Young Sarah was distressed that her parents were getting a divorce, and she did everything she could to try to bring them back together, including being on her best behavior with cleaning her room and doing chores. But when it was clear the divorce would happen, she was faced with the most unpleasant task of all -- deciding which parent she would live with.

Her parents were as conflicted as 12-year-old Sarah regarding the child’s permanent residence. Her father, Martin, thought she should live with him because he provided an even temperament and steady hand when it came to school and sports. Her mother, Molly, thought Sarah should live with her because she needed emotional support and nurturing, particularly during this stressful period in her life.

Attorneys for both parents advised that Michigan custody law considers two types of custody for children: legal and physical. Legal custody pertains to the rights of parents to make important life decisions for the children until the age of majority, while physical custody refers to the rights of parents as to where the children live. (For more on the distinction between legal and physical custody, please refer to this link: custody.)

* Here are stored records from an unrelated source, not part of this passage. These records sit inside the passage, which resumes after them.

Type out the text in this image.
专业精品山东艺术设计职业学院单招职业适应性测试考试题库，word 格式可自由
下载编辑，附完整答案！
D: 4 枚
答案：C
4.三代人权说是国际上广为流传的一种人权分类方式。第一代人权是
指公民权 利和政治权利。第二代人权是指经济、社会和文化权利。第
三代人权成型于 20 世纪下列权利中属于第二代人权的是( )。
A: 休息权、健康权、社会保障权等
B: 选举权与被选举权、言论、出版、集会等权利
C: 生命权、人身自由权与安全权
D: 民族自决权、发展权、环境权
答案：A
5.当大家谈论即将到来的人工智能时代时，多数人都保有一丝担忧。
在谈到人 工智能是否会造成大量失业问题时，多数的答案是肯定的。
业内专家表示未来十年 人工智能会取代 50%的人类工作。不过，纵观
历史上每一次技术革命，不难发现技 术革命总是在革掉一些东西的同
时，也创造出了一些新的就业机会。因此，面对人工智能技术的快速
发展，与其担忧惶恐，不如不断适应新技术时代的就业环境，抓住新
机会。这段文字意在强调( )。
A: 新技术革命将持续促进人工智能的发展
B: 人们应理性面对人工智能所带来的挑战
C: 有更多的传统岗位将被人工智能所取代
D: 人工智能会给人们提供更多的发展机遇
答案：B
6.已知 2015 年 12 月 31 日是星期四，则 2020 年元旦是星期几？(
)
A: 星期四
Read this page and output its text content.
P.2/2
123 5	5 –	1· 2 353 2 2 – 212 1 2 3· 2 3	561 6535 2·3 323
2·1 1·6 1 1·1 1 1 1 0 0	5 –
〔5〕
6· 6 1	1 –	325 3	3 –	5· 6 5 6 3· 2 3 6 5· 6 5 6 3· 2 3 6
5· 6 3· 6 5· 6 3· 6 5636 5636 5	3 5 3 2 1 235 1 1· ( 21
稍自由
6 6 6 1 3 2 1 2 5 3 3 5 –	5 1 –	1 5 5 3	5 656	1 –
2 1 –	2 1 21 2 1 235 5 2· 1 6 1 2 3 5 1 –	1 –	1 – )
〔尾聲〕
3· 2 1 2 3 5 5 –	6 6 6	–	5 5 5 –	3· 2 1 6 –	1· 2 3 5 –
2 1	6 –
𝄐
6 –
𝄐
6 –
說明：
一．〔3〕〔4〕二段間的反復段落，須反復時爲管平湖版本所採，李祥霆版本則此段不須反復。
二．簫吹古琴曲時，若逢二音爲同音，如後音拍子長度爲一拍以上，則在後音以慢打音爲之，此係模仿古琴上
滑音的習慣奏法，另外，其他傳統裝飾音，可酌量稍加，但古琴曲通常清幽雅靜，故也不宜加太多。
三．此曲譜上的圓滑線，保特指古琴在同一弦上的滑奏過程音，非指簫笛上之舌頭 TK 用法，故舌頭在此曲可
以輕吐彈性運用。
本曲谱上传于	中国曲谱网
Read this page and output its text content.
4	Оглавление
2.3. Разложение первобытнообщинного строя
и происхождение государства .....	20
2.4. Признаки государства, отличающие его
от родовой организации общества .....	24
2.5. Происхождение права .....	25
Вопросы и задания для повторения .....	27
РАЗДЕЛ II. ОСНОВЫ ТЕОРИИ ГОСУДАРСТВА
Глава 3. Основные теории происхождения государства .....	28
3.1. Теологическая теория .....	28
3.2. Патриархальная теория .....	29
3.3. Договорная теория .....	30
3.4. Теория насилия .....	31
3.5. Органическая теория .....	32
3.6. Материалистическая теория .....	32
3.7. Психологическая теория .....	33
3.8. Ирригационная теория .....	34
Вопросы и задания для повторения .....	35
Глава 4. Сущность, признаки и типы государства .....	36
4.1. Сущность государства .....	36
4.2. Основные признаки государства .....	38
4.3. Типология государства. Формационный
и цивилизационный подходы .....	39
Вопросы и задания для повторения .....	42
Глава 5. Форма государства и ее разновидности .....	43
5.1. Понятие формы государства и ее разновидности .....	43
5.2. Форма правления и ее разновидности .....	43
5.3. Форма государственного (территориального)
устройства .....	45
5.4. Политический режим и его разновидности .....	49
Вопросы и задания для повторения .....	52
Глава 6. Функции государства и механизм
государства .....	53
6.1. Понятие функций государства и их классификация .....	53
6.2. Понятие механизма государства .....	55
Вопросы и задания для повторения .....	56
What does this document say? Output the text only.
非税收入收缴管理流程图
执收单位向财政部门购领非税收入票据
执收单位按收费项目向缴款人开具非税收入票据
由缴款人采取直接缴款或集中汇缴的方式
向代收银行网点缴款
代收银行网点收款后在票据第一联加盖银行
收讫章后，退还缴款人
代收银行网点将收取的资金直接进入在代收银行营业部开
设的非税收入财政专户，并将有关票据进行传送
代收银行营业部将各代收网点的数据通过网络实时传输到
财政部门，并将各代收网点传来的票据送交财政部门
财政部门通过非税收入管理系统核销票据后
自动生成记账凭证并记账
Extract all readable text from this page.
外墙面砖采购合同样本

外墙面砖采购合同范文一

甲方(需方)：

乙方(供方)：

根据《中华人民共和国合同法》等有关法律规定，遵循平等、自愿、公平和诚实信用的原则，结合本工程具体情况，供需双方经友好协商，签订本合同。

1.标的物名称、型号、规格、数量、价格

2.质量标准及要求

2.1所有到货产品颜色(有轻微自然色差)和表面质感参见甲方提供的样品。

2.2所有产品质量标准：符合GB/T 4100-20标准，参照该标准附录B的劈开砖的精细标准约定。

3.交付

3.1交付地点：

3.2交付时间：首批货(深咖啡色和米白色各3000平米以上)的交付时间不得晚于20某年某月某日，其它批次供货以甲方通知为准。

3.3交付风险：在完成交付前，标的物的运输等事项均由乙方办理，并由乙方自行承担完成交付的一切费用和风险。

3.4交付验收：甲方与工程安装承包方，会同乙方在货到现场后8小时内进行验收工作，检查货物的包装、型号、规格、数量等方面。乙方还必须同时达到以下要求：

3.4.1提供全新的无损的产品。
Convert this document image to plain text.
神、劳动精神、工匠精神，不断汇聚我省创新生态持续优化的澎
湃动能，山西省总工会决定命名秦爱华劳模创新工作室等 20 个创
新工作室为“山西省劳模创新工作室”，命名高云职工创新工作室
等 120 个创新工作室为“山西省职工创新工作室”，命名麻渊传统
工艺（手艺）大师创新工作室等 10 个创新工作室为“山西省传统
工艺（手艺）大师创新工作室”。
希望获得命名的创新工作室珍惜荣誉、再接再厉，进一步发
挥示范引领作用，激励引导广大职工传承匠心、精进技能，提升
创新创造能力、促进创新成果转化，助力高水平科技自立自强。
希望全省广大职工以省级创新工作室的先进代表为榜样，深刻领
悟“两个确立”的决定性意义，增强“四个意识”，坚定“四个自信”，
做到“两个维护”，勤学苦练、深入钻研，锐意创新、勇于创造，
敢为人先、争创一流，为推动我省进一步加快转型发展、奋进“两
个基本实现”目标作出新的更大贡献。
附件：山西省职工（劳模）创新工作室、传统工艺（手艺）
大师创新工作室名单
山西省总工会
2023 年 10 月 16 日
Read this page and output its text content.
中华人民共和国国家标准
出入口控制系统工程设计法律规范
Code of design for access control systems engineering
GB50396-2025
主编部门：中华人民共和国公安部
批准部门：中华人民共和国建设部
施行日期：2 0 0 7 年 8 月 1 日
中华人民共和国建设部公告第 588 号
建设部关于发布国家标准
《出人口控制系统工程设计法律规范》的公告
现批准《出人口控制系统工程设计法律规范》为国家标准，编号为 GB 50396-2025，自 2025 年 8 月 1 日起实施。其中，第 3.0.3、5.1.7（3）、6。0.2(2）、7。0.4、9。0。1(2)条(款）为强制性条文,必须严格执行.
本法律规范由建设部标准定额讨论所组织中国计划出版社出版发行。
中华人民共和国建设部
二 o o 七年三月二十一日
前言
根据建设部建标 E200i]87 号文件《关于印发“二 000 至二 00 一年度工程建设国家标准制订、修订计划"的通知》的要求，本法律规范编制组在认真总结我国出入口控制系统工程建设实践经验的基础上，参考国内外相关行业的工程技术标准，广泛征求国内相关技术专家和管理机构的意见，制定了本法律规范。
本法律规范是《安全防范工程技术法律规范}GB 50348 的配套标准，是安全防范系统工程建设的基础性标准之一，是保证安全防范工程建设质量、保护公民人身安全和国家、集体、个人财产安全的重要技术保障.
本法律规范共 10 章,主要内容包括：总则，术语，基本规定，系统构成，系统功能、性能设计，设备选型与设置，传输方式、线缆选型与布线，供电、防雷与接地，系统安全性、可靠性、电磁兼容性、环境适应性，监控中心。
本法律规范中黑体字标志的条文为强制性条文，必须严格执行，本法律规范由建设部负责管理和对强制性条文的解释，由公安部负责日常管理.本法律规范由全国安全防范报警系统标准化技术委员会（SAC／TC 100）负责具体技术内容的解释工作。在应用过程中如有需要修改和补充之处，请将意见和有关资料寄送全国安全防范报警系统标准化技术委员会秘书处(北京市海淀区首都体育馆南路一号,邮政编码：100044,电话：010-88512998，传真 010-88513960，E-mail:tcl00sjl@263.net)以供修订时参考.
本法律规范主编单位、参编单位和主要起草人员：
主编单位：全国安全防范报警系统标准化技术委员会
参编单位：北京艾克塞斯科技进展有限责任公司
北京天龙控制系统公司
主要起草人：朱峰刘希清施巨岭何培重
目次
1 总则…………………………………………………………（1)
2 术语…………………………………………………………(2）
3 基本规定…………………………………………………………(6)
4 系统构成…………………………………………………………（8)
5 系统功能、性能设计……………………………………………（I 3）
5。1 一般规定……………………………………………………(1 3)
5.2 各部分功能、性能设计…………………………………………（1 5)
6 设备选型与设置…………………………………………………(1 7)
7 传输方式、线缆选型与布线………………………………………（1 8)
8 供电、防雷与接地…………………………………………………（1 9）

When parents agree on custody, the Court usually abides by their decision unless it appears that the parents’ agreement somehow isn’t in the best interests of the child. When physical custody is contested as it was in the case of Sarah, the Court considers 10 factors known as the Best Interests of the Child Factors.

Those factors include the emotional ties between the parents and the child, the capacity of the parents to continue the education and raising of the child in his or her religion or creed, the capacity to provide food, clothing, and medical care, and moral fitness of the parents.

The Court also is allowed to use the “reasonable preference of the child” as a factor, if the judge decides the child is old enough and mature enough to express a preference. Some judges have allowed children as young as 6 to express a preference, while other judges have not considered the preference of older children who they consider too immature.

For the well being of the children, judges usually conduct meetings in chambers or private offices with a clerk or secretary present, but not the parents. Attorneys for the parents advise their clients not to “coach” the children or try to influence what they may say. A parent who has obviously tried to coax or coerce a child will face losing custody.

Both Molly and Martin played by the rules and both parents measured up well when the factors were evaluated. In the private meeting with the judge, Sarah said she loved both her parents, but gave a slight edge to her mother for physical custody, which was awarded to Molly. Martin abided by the ruling and made it a point to be present at Sarah’s sports events and help her with school work when asked.